“L’esposizione a erbicidi a base di glifosato (Gbh), incluso il Roundup, quello più usato al mondo, ha causato diversi effetti sullo sviluppo e il sistema riproduttivo in ratti sia maschi che femmine, anche con dosi attualmente considerate sicure negli Usa”. E’ quanto riporta ilfattoquotidiano.it citando il risultato a cui è giunta la fase pilota di uno studio sul diserbante condotto dall’Istituto Ramazzini e da una rete di partner scientifici.
Va detto che si tratta di una ricerca ancora allo stato iniziale e che non si parla di possibili effetti sull’uomo. Ma è evidente che se si sommano questi risultati al giudizio che classifica questo diserbante come “potenzialmente cancerogeno” (vedi nel 2015 il parere dell’Agenzia internazionale per la ricerca sul cancro) , non fanno che aumentare i timori e i dubbi legati al suo impiego in agricoltura.
Una sostanza, il glifosato, che è ampiamente utilizzata anche nella Tuscia. I campi trattati in questo modo si riconoscono perché si tingono di colore giallo. Ma trova impiego anche nei campi fotovoltaici, per eliminare l’erba che disturba l’attività dei pannelli.
Il glifosato e il suo formulato Roundup – prosegue ilfattoquotidiano.it – hanno mostrato effetti avversi per lo sviluppo e il sistema riproduttivo anche a dosi sicure, come la dose giornaliera ammissibile (dga) attualmente consentita negli Stati Uniti (anche per i bambini), pari a 1,75 microgrammi al chilo di peso corporeo. “Bisogna però tenere conto – spiega a ilfattoquotidiano.it Daniele Mandrioli, ricercatore dell’Istituto Ramazzini – che in Europa la dga è fissata invece a 0,5 mg/kg. Da qui la necessità di procedere con gli studi per verificare se gli effetti finora osservati, siano riscontrabili anche con dosi minori, come quella consentita in Europa”.
L’esposizione al glifosato è stata associata, in particolare, ad alcuni effetti androgeno-simili, incluso un aumento statisticamente significativo della distanza tra ano e genitali (agd) sia nei maschi sia nelle femmine, oltre a un ritardo nel primo estro e un aumento del testosterone nelle femmine. “La distanza tra ano e genitali – aggiunge Mandrioli – è un parametro significativo per valutare le sostanze che agiscono come interferenti endocrini già a livello prenatale e sono in grado di alterare il normale sviluppo del feto”.

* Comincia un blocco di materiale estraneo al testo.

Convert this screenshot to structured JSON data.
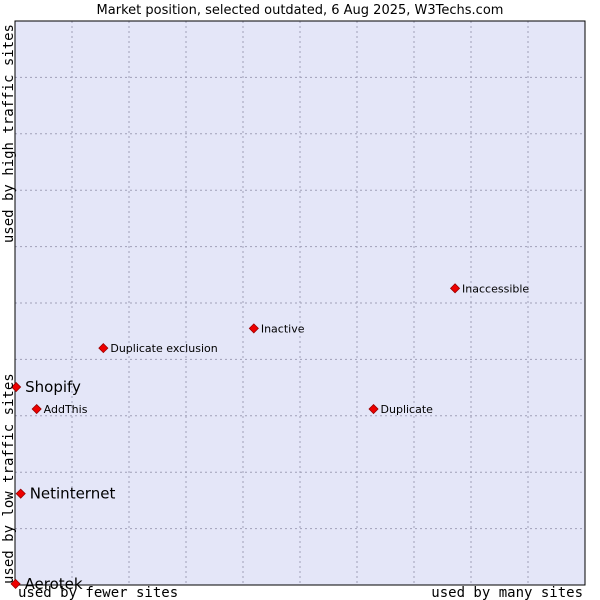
{
  "chart_data": {
    "type": "scatter",
    "title": "Market position, selected outdated, 6 Aug 2025, W3Techs.com",
    "xlabel_left": "used by fewer sites",
    "xlabel_right": "used by many sites",
    "ylabel_bottom": "used by low traffic sites",
    "ylabel_top": "used by high traffic sites",
    "xlim": [
      0,
      100
    ],
    "ylim": [
      0,
      100
    ],
    "grid": true,
    "colors": {
      "plot_bg": "#e4e6f8",
      "grid": "#a0a0b8",
      "marker": "#ee0000",
      "frame": "#000000"
    },
    "points": [
      {
        "label": "Inaccessible",
        "x": 77.2,
        "y": 52.6,
        "emphasis": false
      },
      {
        "label": "Inactive",
        "x": 41.9,
        "y": 45.5,
        "emphasis": false
      },
      {
        "label": "Duplicate exclusion",
        "x": 15.5,
        "y": 42.0,
        "emphasis": false
      },
      {
        "label": "Shopify",
        "x": 0.2,
        "y": 35.1,
        "emphasis": true
      },
      {
        "label": "AddThis",
        "x": 3.8,
        "y": 31.2,
        "emphasis": false
      },
      {
        "label": "Duplicate",
        "x": 62.9,
        "y": 31.2,
        "emphasis": false
      },
      {
        "label": "Netinternet",
        "x": 1.0,
        "y": 16.2,
        "emphasis": true
      },
      {
        "label": "Aerotek",
        "x": 0.1,
        "y": 0.2,
        "emphasis": true
      }
    ]
  }
}
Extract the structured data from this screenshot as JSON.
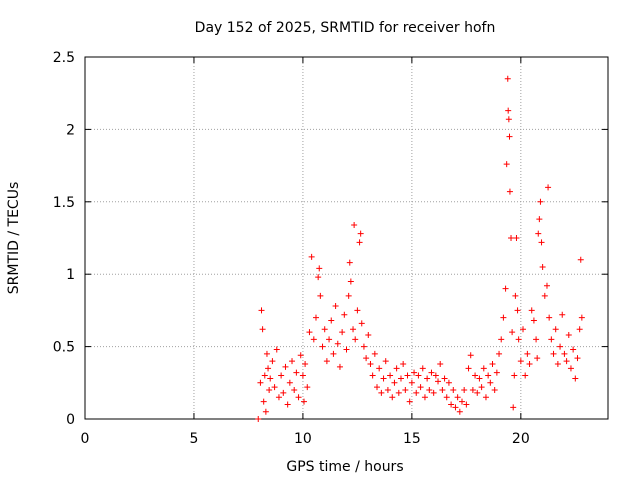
{
  "chart_data": {
    "type": "scatter",
    "title": "Day 152 of 2025, SRMTID for receiver hofn",
    "xlabel": "GPS time / hours",
    "ylabel": "SRMTID / TECUs",
    "xlim": [
      0,
      24
    ],
    "ylim": [
      0,
      2.5
    ],
    "xticks": [
      0,
      5,
      10,
      15,
      20
    ],
    "yticks": [
      0,
      0.5,
      1,
      1.5,
      2,
      2.5
    ],
    "grid": true,
    "marker": "+",
    "color": "#ff0000",
    "series": [
      {
        "name": "SRMTID",
        "points": [
          [
            7.95,
            0.0
          ],
          [
            8.05,
            0.25
          ],
          [
            8.1,
            0.75
          ],
          [
            8.15,
            0.62
          ],
          [
            8.2,
            0.12
          ],
          [
            8.25,
            0.3
          ],
          [
            8.3,
            0.05
          ],
          [
            8.35,
            0.45
          ],
          [
            8.4,
            0.35
          ],
          [
            8.45,
            0.2
          ],
          [
            8.5,
            0.28
          ],
          [
            8.6,
            0.4
          ],
          [
            8.7,
            0.22
          ],
          [
            8.8,
            0.48
          ],
          [
            8.9,
            0.15
          ],
          [
            9.0,
            0.3
          ],
          [
            9.1,
            0.18
          ],
          [
            9.2,
            0.36
          ],
          [
            9.3,
            0.1
          ],
          [
            9.4,
            0.25
          ],
          [
            9.5,
            0.4
          ],
          [
            9.6,
            0.2
          ],
          [
            9.7,
            0.32
          ],
          [
            9.8,
            0.15
          ],
          [
            9.9,
            0.44
          ],
          [
            10.0,
            0.3
          ],
          [
            10.05,
            0.12
          ],
          [
            10.1,
            0.38
          ],
          [
            10.2,
            0.22
          ],
          [
            10.3,
            0.6
          ],
          [
            10.4,
            1.12
          ],
          [
            10.5,
            0.55
          ],
          [
            10.6,
            0.7
          ],
          [
            10.7,
            0.98
          ],
          [
            10.75,
            1.04
          ],
          [
            10.8,
            0.85
          ],
          [
            10.9,
            0.5
          ],
          [
            11.0,
            0.62
          ],
          [
            11.1,
            0.4
          ],
          [
            11.2,
            0.55
          ],
          [
            11.3,
            0.68
          ],
          [
            11.4,
            0.45
          ],
          [
            11.5,
            0.78
          ],
          [
            11.6,
            0.52
          ],
          [
            11.7,
            0.36
          ],
          [
            11.8,
            0.6
          ],
          [
            11.9,
            0.72
          ],
          [
            12.0,
            0.48
          ],
          [
            12.1,
            0.85
          ],
          [
            12.15,
            1.08
          ],
          [
            12.2,
            0.95
          ],
          [
            12.3,
            0.62
          ],
          [
            12.35,
            1.34
          ],
          [
            12.4,
            0.55
          ],
          [
            12.5,
            0.75
          ],
          [
            12.6,
            1.22
          ],
          [
            12.65,
            1.28
          ],
          [
            12.7,
            0.66
          ],
          [
            12.8,
            0.5
          ],
          [
            12.9,
            0.42
          ],
          [
            13.0,
            0.58
          ],
          [
            13.1,
            0.38
          ],
          [
            13.2,
            0.3
          ],
          [
            13.3,
            0.45
          ],
          [
            13.4,
            0.22
          ],
          [
            13.5,
            0.35
          ],
          [
            13.6,
            0.18
          ],
          [
            13.7,
            0.28
          ],
          [
            13.8,
            0.4
          ],
          [
            13.9,
            0.2
          ],
          [
            14.0,
            0.3
          ],
          [
            14.1,
            0.15
          ],
          [
            14.2,
            0.25
          ],
          [
            14.3,
            0.35
          ],
          [
            14.4,
            0.18
          ],
          [
            14.5,
            0.28
          ],
          [
            14.6,
            0.38
          ],
          [
            14.7,
            0.2
          ],
          [
            14.8,
            0.3
          ],
          [
            14.9,
            0.12
          ],
          [
            15.0,
            0.25
          ],
          [
            15.1,
            0.32
          ],
          [
            15.2,
            0.18
          ],
          [
            15.3,
            0.3
          ],
          [
            15.4,
            0.22
          ],
          [
            15.5,
            0.35
          ],
          [
            15.6,
            0.15
          ],
          [
            15.7,
            0.28
          ],
          [
            15.8,
            0.2
          ],
          [
            15.9,
            0.32
          ],
          [
            16.0,
            0.18
          ],
          [
            16.1,
            0.3
          ],
          [
            16.2,
            0.26
          ],
          [
            16.3,
            0.38
          ],
          [
            16.4,
            0.2
          ],
          [
            16.5,
            0.28
          ],
          [
            16.6,
            0.15
          ],
          [
            16.7,
            0.25
          ],
          [
            16.8,
            0.1
          ],
          [
            16.9,
            0.2
          ],
          [
            17.0,
            0.08
          ],
          [
            17.1,
            0.15
          ],
          [
            17.2,
            0.05
          ],
          [
            17.3,
            0.12
          ],
          [
            17.4,
            0.2
          ],
          [
            17.5,
            0.1
          ],
          [
            17.6,
            0.35
          ],
          [
            17.7,
            0.44
          ],
          [
            17.8,
            0.2
          ],
          [
            17.9,
            0.3
          ],
          [
            18.0,
            0.18
          ],
          [
            18.1,
            0.28
          ],
          [
            18.2,
            0.22
          ],
          [
            18.3,
            0.35
          ],
          [
            18.4,
            0.15
          ],
          [
            18.5,
            0.3
          ],
          [
            18.6,
            0.25
          ],
          [
            18.7,
            0.38
          ],
          [
            18.8,
            0.2
          ],
          [
            18.9,
            0.32
          ],
          [
            19.0,
            0.45
          ],
          [
            19.1,
            0.55
          ],
          [
            19.2,
            0.7
          ],
          [
            19.3,
            0.9
          ],
          [
            19.35,
            1.76
          ],
          [
            19.4,
            2.35
          ],
          [
            19.42,
            2.13
          ],
          [
            19.45,
            2.07
          ],
          [
            19.48,
            1.95
          ],
          [
            19.5,
            1.57
          ],
          [
            19.55,
            1.25
          ],
          [
            19.6,
            0.6
          ],
          [
            19.65,
            0.08
          ],
          [
            19.7,
            0.3
          ],
          [
            19.75,
            0.85
          ],
          [
            19.8,
            1.25
          ],
          [
            19.85,
            0.75
          ],
          [
            19.9,
            0.55
          ],
          [
            20.0,
            0.4
          ],
          [
            20.1,
            0.62
          ],
          [
            20.2,
            0.3
          ],
          [
            20.3,
            0.45
          ],
          [
            20.4,
            0.38
          ],
          [
            20.5,
            0.75
          ],
          [
            20.6,
            0.68
          ],
          [
            20.7,
            0.55
          ],
          [
            20.75,
            0.42
          ],
          [
            20.8,
            1.28
          ],
          [
            20.85,
            1.38
          ],
          [
            20.9,
            1.5
          ],
          [
            20.95,
            1.22
          ],
          [
            21.0,
            1.05
          ],
          [
            21.1,
            0.85
          ],
          [
            21.2,
            0.92
          ],
          [
            21.25,
            1.6
          ],
          [
            21.3,
            0.7
          ],
          [
            21.4,
            0.55
          ],
          [
            21.5,
            0.45
          ],
          [
            21.6,
            0.62
          ],
          [
            21.7,
            0.38
          ],
          [
            21.8,
            0.5
          ],
          [
            21.9,
            0.72
          ],
          [
            22.0,
            0.45
          ],
          [
            22.1,
            0.4
          ],
          [
            22.2,
            0.58
          ],
          [
            22.3,
            0.35
          ],
          [
            22.4,
            0.48
          ],
          [
            22.5,
            0.28
          ],
          [
            22.6,
            0.42
          ],
          [
            22.7,
            0.62
          ],
          [
            22.75,
            1.1
          ],
          [
            22.8,
            0.7
          ]
        ]
      }
    ]
  }
}
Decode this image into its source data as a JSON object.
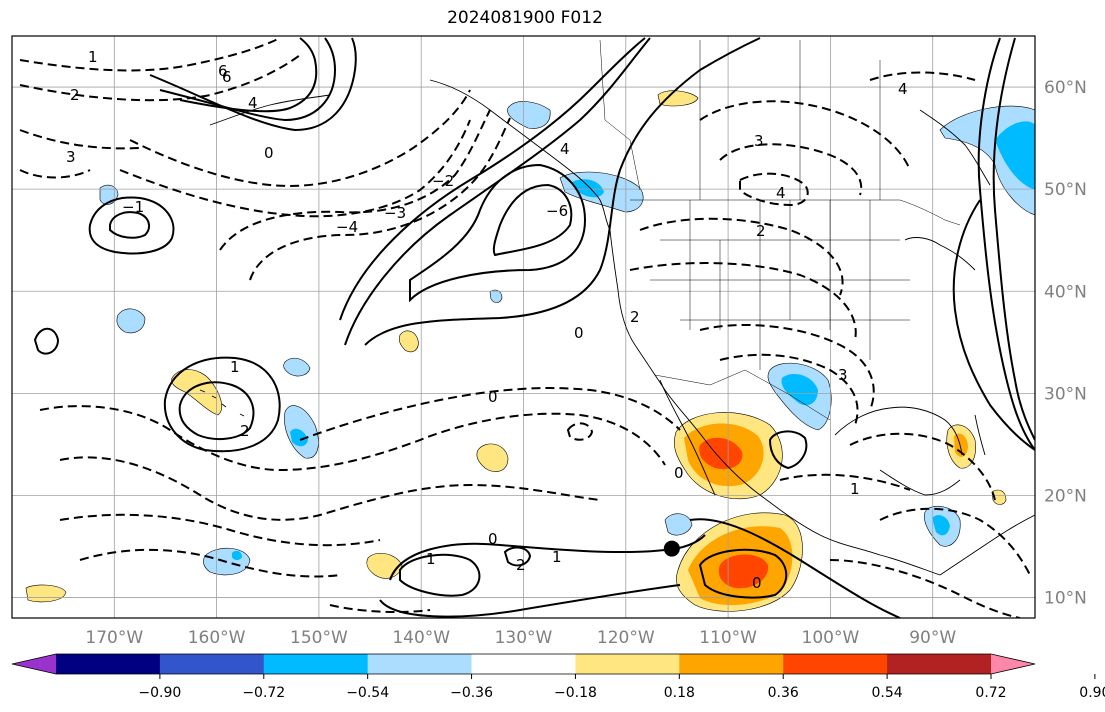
{
  "title": "2024081900 F012",
  "map": {
    "lon_range": [
      -180,
      -80
    ],
    "lat_range": [
      8,
      65
    ],
    "lon_ticks": [
      {
        "value": -170,
        "label": "170°W"
      },
      {
        "value": -160,
        "label": "160°W"
      },
      {
        "value": -150,
        "label": "150°W"
      },
      {
        "value": -140,
        "label": "140°W"
      },
      {
        "value": -130,
        "label": "130°W"
      },
      {
        "value": -120,
        "label": "120°W"
      },
      {
        "value": -110,
        "label": "110°W"
      },
      {
        "value": -100,
        "label": "100°W"
      },
      {
        "value": -90,
        "label": "90°W"
      }
    ],
    "lat_ticks": [
      {
        "value": 60,
        "label": "60°N"
      },
      {
        "value": 50,
        "label": "50°N"
      },
      {
        "value": 40,
        "label": "40°N"
      },
      {
        "value": 30,
        "label": "30°N"
      },
      {
        "value": 20,
        "label": "20°N"
      },
      {
        "value": 10,
        "label": "10°N"
      }
    ],
    "grid": true,
    "marker": {
      "lon": -115.5,
      "lat": 14.8
    }
  },
  "colorbar": {
    "colors": [
      "#9933cc",
      "#000080",
      "#3355cc",
      "#00bbff",
      "#aaddff",
      "#ffffff",
      "#ffe680",
      "#ffa500",
      "#ff4500",
      "#b22222",
      "#ff88aa"
    ],
    "tick_labels": [
      "−0.90",
      "−0.72",
      "−0.54",
      "−0.36",
      "−0.18",
      "0.18",
      "0.36",
      "0.54",
      "0.72",
      "0.90"
    ],
    "extend": "both"
  },
  "contour_labels": [
    "1",
    "2",
    "3",
    "4",
    "6",
    "0",
    "−1",
    "−2",
    "−3",
    "−4",
    "−6",
    "0",
    "1",
    "2",
    "1",
    "0",
    "2",
    "1",
    "0",
    "2",
    "1",
    "0",
    "4",
    "3",
    "4",
    "2",
    "3",
    "0",
    "6",
    "4"
  ]
}
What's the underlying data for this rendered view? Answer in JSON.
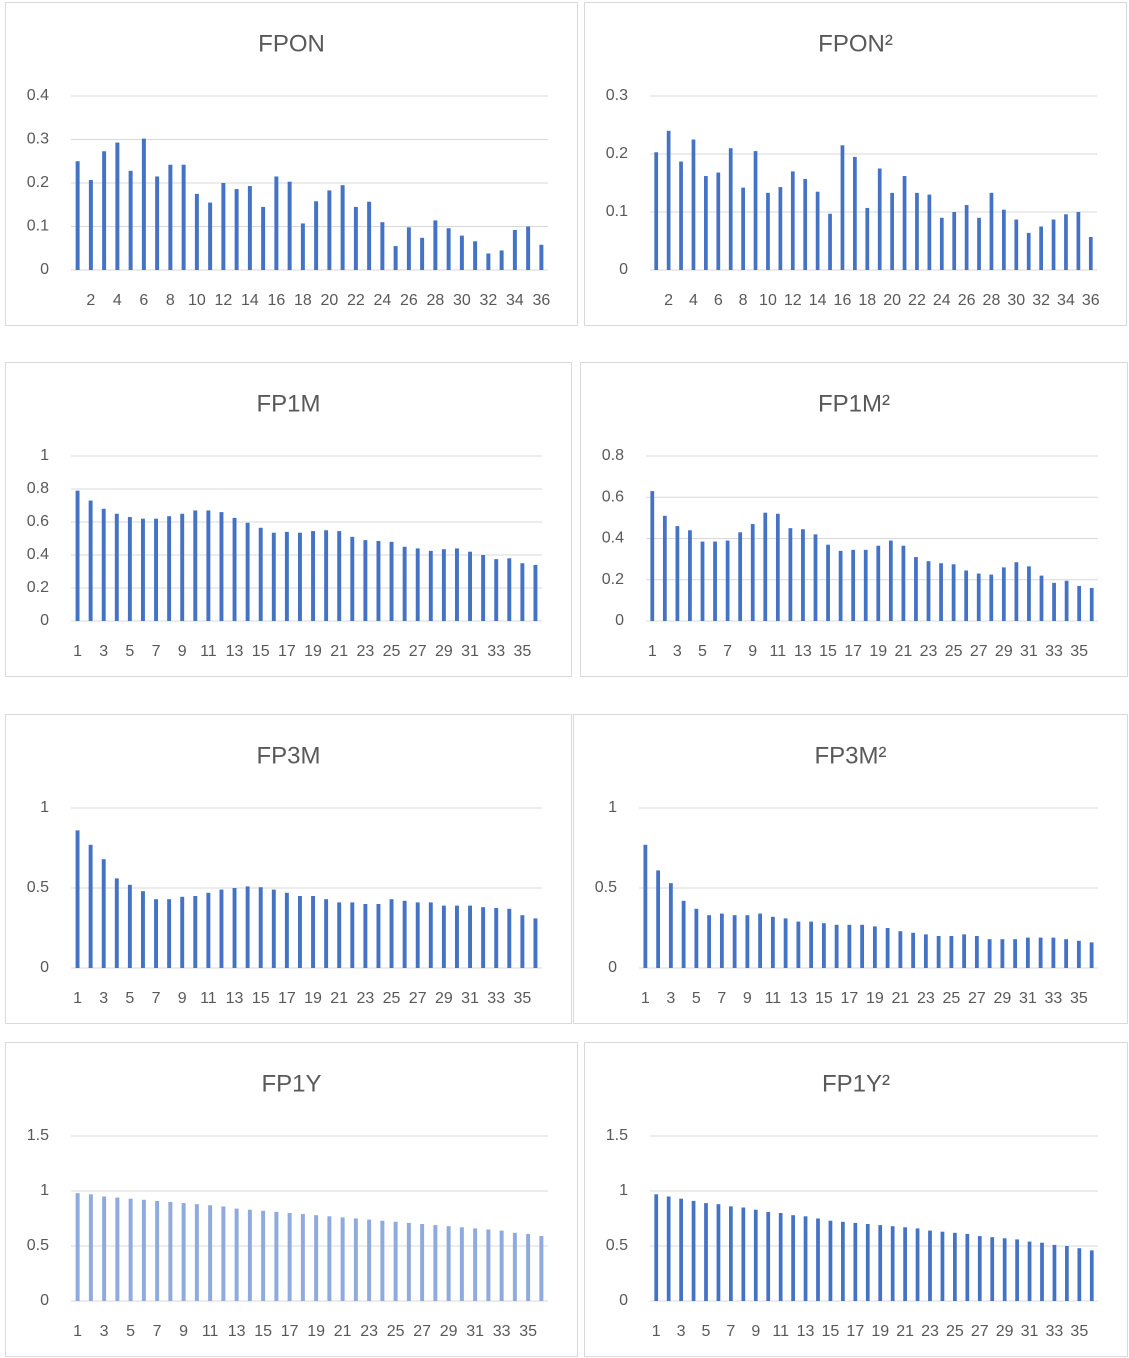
{
  "chart_data": [
    {
      "type": "bar",
      "title": "FPON",
      "color": "#4472c4",
      "grid": true,
      "categories": [
        null,
        2,
        null,
        4,
        null,
        6,
        null,
        8,
        null,
        10,
        null,
        12,
        null,
        14,
        null,
        16,
        null,
        18,
        null,
        20,
        null,
        22,
        null,
        24,
        null,
        26,
        null,
        28,
        null,
        30,
        null,
        32,
        null,
        34,
        null,
        36
      ],
      "values": [
        0.25,
        0.207,
        0.273,
        0.293,
        0.228,
        0.302,
        0.215,
        0.242,
        0.242,
        0.175,
        0.155,
        0.2,
        0.186,
        0.193,
        0.145,
        0.215,
        0.203,
        0.107,
        0.158,
        0.183,
        0.195,
        0.145,
        0.157,
        0.11,
        0.055,
        0.098,
        0.074,
        0.114,
        0.096,
        0.079,
        0.066,
        0.038,
        0.045,
        0.092,
        0.1,
        0.058
      ],
      "ylim": [
        0,
        0.4
      ],
      "yticks": [
        0,
        0.1,
        0.2,
        0.3,
        0.4
      ]
    },
    {
      "type": "bar",
      "title": "FPON²",
      "color": "#4472c4",
      "grid": true,
      "categories": [
        null,
        2,
        null,
        4,
        null,
        6,
        null,
        8,
        null,
        10,
        null,
        12,
        null,
        14,
        null,
        16,
        null,
        18,
        null,
        20,
        null,
        22,
        null,
        24,
        null,
        26,
        null,
        28,
        null,
        30,
        null,
        32,
        null,
        34,
        null,
        36
      ],
      "values": [
        0.203,
        0.24,
        0.187,
        0.225,
        0.162,
        0.168,
        0.21,
        0.142,
        0.205,
        0.133,
        0.143,
        0.17,
        0.157,
        0.135,
        0.097,
        0.215,
        0.195,
        0.107,
        0.175,
        0.133,
        0.162,
        0.133,
        0.13,
        0.09,
        0.1,
        0.112,
        0.09,
        0.133,
        0.104,
        0.087,
        0.064,
        0.075,
        0.087,
        0.096,
        0.1,
        0.057
      ],
      "ylim": [
        0,
        0.3
      ],
      "yticks": [
        0,
        0.1,
        0.2,
        0.3
      ]
    },
    {
      "type": "bar",
      "title": "FP1M",
      "color": "#4472c4",
      "grid": true,
      "categories": [
        1,
        null,
        3,
        null,
        5,
        null,
        7,
        null,
        9,
        null,
        11,
        null,
        13,
        null,
        15,
        null,
        17,
        null,
        19,
        null,
        21,
        null,
        23,
        null,
        25,
        null,
        27,
        null,
        29,
        null,
        31,
        null,
        33,
        null,
        35,
        null
      ],
      "values": [
        0.79,
        0.73,
        0.68,
        0.65,
        0.63,
        0.62,
        0.62,
        0.635,
        0.65,
        0.67,
        0.67,
        0.66,
        0.625,
        0.595,
        0.565,
        0.535,
        0.54,
        0.535,
        0.545,
        0.55,
        0.545,
        0.51,
        0.49,
        0.485,
        0.48,
        0.45,
        0.44,
        0.425,
        0.435,
        0.44,
        0.42,
        0.4,
        0.375,
        0.38,
        0.35,
        0.34
      ],
      "ylim": [
        0,
        1
      ],
      "yticks": [
        0,
        0.2,
        0.4,
        0.6,
        0.8,
        1
      ]
    },
    {
      "type": "bar",
      "title": "FP1M²",
      "color": "#4472c4",
      "grid": true,
      "categories": [
        1,
        null,
        3,
        null,
        5,
        null,
        7,
        null,
        9,
        null,
        11,
        null,
        13,
        null,
        15,
        null,
        17,
        null,
        19,
        null,
        21,
        null,
        23,
        null,
        25,
        null,
        27,
        null,
        29,
        null,
        31,
        null,
        33,
        null,
        35,
        null
      ],
      "values": [
        0.63,
        0.51,
        0.46,
        0.44,
        0.385,
        0.385,
        0.39,
        0.43,
        0.47,
        0.525,
        0.52,
        0.45,
        0.445,
        0.42,
        0.37,
        0.34,
        0.345,
        0.345,
        0.365,
        0.39,
        0.365,
        0.31,
        0.29,
        0.28,
        0.275,
        0.245,
        0.23,
        0.225,
        0.26,
        0.285,
        0.265,
        0.22,
        0.185,
        0.195,
        0.17,
        0.16
      ],
      "ylim": [
        0,
        0.8
      ],
      "yticks": [
        0,
        0.2,
        0.4,
        0.6,
        0.8
      ]
    },
    {
      "type": "bar",
      "title": "FP3M",
      "color": "#4472c4",
      "grid": true,
      "categories": [
        1,
        null,
        3,
        null,
        5,
        null,
        7,
        null,
        9,
        null,
        11,
        null,
        13,
        null,
        15,
        null,
        17,
        null,
        19,
        null,
        21,
        null,
        23,
        null,
        25,
        null,
        27,
        null,
        29,
        null,
        31,
        null,
        33,
        null,
        35,
        null
      ],
      "values": [
        0.86,
        0.77,
        0.68,
        0.56,
        0.52,
        0.48,
        0.43,
        0.43,
        0.445,
        0.45,
        0.47,
        0.49,
        0.5,
        0.51,
        0.505,
        0.49,
        0.47,
        0.45,
        0.45,
        0.43,
        0.41,
        0.41,
        0.4,
        0.4,
        0.43,
        0.42,
        0.41,
        0.41,
        0.39,
        0.39,
        0.39,
        0.38,
        0.375,
        0.37,
        0.33,
        0.31
      ],
      "ylim": [
        0,
        1
      ],
      "yticks": [
        0,
        0.5,
        1
      ]
    },
    {
      "type": "bar",
      "title": "FP3M²",
      "color": "#4472c4",
      "grid": true,
      "categories": [
        1,
        null,
        3,
        null,
        5,
        null,
        7,
        null,
        9,
        null,
        11,
        null,
        13,
        null,
        15,
        null,
        17,
        null,
        19,
        null,
        21,
        null,
        23,
        null,
        25,
        null,
        27,
        null,
        29,
        null,
        31,
        null,
        33,
        null,
        35,
        null
      ],
      "values": [
        0.77,
        0.61,
        0.53,
        0.42,
        0.37,
        0.33,
        0.34,
        0.33,
        0.33,
        0.34,
        0.32,
        0.31,
        0.29,
        0.29,
        0.28,
        0.27,
        0.27,
        0.27,
        0.26,
        0.25,
        0.23,
        0.22,
        0.21,
        0.2,
        0.2,
        0.21,
        0.2,
        0.18,
        0.18,
        0.18,
        0.19,
        0.19,
        0.19,
        0.18,
        0.17,
        0.16
      ],
      "ylim": [
        0,
        1
      ],
      "yticks": [
        0,
        0.5,
        1
      ]
    },
    {
      "type": "bar",
      "title": "FP1Y",
      "color": "#8faadc",
      "grid": true,
      "categories": [
        1,
        null,
        3,
        null,
        5,
        null,
        7,
        null,
        9,
        null,
        11,
        null,
        13,
        null,
        15,
        null,
        17,
        null,
        19,
        null,
        21,
        null,
        23,
        null,
        25,
        null,
        27,
        null,
        29,
        null,
        31,
        null,
        33,
        null,
        35,
        null
      ],
      "values": [
        0.98,
        0.97,
        0.95,
        0.94,
        0.93,
        0.92,
        0.91,
        0.9,
        0.89,
        0.88,
        0.87,
        0.86,
        0.84,
        0.83,
        0.82,
        0.81,
        0.8,
        0.79,
        0.78,
        0.77,
        0.76,
        0.75,
        0.74,
        0.73,
        0.72,
        0.71,
        0.7,
        0.69,
        0.68,
        0.67,
        0.66,
        0.65,
        0.64,
        0.62,
        0.61,
        0.59
      ],
      "ylim": [
        0,
        1.5
      ],
      "yticks": [
        0,
        0.5,
        1,
        1.5
      ]
    },
    {
      "type": "bar",
      "title": "FP1Y²",
      "color": "#4472c4",
      "grid": true,
      "categories": [
        1,
        null,
        3,
        null,
        5,
        null,
        7,
        null,
        9,
        null,
        11,
        null,
        13,
        null,
        15,
        null,
        17,
        null,
        19,
        null,
        21,
        null,
        23,
        null,
        25,
        null,
        27,
        null,
        29,
        null,
        31,
        null,
        33,
        null,
        35,
        null
      ],
      "values": [
        0.97,
        0.95,
        0.93,
        0.91,
        0.89,
        0.88,
        0.86,
        0.85,
        0.83,
        0.81,
        0.8,
        0.78,
        0.77,
        0.75,
        0.73,
        0.72,
        0.71,
        0.7,
        0.69,
        0.68,
        0.67,
        0.66,
        0.64,
        0.63,
        0.62,
        0.61,
        0.59,
        0.58,
        0.57,
        0.56,
        0.54,
        0.53,
        0.51,
        0.5,
        0.48,
        0.46
      ],
      "ylim": [
        0,
        1.5
      ],
      "yticks": [
        0,
        0.5,
        1,
        1.5
      ]
    }
  ]
}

L’aumento di testosteronenelle femmine con effetto “mascolinizzante” indica che l’equilibrio ormonale normale è stato alterato verso “un aumento di quei caratteri più tipici del maschio”. Si tratta di effetti misurati su entrambi i sessi, ma che risultano più evidenti nelle femmine. “Uno studio a lungo termine sui Gbhs a partire dalla vita prenatale è ora necessario per confermare e esplorare le prime evidenze sulle alterazioni endocrine e sullo sviluppo emerse nello studio pilota” dichiara Fiorella Belpoggi, direttrice dell’area ricerca del Centro per la ricerca sul cancro Cesare Maltoni dell’Istituto Ramazzini.